Please do the following to disinfect the flash media.  Your files may be unrecoverable but you won't know until this is done. 

You can download flash disinfector and run it with your usb flash drive attached to the system.  It will create an autorun file that will stop any infections from getting on it.


Please download *Flash_Disinfector.exe by sUBs *and save it to your desktop.
Double-click Flash_Disinfector.exe to run it and follow any prompts that may appear.
*Note: Some security programs will flag Flash_Disinfector as being some sort of malware, you can safely ignore these warnings*
The utility may ask you to insert your flash drive and/or other removable drives including your mobile phone. Please do so and allow the utility to clean up those drives as well.
Wait until it has finished scanning and then exit the program.
Reboot your computer when done.
Note: Flash_Disinfector will create a hidden folder named autorun.inf in each partition and every USB drive plugged in when you ran it. Don't delete this folder. It will help protect your drives from future infection.


----------



## Rookie27

Hi, it's not working for me man. I run it and Windows says the software did not install properly. Also, McAfee says the download website is dangerous? 


Rookie


----------



## johnb35

johnb35 said:


> *Note: Some security programs will flag Flash_Disinfector as being some sort of malware, you can safely ignore these warnings*



Hence the reason why this was in red bold type.  However, if the system and flash card is that bad off, you may be forced to format and lose everything.


----------



## Rookie27

Oh yeah, crap. So... should I turn-off my anti-virus and redownload and install it? Sorry for overlooking that highlight. 

Rookie


----------



## voyagerfan99

Rookie27 said:


> Oh yeah, crap.

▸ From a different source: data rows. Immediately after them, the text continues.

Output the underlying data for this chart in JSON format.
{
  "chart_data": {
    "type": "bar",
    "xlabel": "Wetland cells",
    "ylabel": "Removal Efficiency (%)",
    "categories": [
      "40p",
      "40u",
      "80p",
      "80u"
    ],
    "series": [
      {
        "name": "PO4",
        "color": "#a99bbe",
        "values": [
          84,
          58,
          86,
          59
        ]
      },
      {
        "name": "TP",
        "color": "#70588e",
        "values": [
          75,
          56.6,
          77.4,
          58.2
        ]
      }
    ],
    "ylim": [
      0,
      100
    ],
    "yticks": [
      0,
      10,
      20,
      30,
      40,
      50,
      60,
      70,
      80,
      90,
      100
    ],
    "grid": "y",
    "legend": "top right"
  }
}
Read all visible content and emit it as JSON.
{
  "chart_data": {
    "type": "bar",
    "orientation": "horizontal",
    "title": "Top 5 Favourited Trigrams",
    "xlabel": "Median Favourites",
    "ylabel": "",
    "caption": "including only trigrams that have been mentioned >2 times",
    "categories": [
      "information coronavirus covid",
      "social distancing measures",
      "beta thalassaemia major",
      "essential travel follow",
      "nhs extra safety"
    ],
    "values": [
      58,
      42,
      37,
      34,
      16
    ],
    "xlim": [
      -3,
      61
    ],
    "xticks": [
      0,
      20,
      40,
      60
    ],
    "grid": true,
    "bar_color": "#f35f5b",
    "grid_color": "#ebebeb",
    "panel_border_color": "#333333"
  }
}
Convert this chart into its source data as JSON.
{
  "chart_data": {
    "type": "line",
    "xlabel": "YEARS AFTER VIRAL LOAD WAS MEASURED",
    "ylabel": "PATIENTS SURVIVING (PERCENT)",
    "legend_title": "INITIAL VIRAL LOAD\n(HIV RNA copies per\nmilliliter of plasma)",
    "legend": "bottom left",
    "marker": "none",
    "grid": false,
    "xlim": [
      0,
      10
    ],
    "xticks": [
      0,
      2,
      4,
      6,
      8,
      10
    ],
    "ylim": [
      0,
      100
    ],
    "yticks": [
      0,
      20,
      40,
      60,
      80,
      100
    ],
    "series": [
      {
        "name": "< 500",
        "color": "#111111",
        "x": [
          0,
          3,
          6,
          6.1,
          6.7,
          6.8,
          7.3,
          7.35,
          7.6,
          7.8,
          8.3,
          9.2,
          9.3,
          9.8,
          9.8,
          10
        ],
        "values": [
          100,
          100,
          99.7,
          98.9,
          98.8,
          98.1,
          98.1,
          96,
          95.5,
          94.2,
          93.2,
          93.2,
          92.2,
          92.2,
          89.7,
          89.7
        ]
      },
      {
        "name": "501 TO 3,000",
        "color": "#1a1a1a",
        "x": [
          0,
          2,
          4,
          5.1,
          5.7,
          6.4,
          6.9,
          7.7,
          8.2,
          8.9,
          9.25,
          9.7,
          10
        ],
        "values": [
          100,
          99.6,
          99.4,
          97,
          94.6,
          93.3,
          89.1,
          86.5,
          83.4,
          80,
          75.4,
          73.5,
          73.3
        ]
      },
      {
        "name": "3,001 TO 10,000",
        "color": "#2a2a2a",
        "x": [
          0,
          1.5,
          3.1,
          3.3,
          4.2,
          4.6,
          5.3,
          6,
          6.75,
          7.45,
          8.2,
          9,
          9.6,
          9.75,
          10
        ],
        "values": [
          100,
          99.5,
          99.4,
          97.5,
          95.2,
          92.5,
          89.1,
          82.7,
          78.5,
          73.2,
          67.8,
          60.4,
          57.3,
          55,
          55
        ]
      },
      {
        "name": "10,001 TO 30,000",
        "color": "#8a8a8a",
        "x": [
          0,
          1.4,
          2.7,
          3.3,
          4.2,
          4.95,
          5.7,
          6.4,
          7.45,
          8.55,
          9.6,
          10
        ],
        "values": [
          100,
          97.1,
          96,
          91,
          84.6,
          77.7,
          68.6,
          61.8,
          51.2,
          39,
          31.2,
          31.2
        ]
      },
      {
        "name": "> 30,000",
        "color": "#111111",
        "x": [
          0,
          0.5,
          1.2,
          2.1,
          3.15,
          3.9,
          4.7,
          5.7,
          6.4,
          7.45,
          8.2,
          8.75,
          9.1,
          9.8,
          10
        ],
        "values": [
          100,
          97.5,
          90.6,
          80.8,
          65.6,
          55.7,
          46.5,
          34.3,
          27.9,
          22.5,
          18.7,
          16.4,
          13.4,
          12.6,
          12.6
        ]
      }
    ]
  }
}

So... should I turn-off my anti-virus and redownload and install it? Sorry for overlooking that highlight.
> 
> Rookie



Yes. Disable the real time scanning of McAfee.


----------



## Rookie27

Dude, tried it with one of my own SD Cards, worked fine I think, just said "Done" at the end. But with my friend's card, I'm getting an error message saying the drive cannot be written because it's write protected. :S


----------



## voyagerfan99

Rookie27 said:


> Dude, tried it with one of my own SD Cards, worked fine I think, just said "Done" at the end. But with my friend's card, I'm getting an error message saying the drive cannot be written because it's write protected. :S



You made sure the slider that says "Lock" on the side of the card wasn't pushed up?


----------



## Rookie27

Dude... you are so right. Don't know what's wrong with me lately. Silly me. Found her files. The folders they were in were somehow hidden. I'm not sure if it's all her files, but I think I'll return her card to her first. Let her check it for herself. Thanks man.


Rookie


----------



## Rookie27

Also, I ran Recuva (normal scan) and recovered a few files. Should be good enough, right?


----------



## Rookie27

She said the files are all there.  Thanks guys.


----------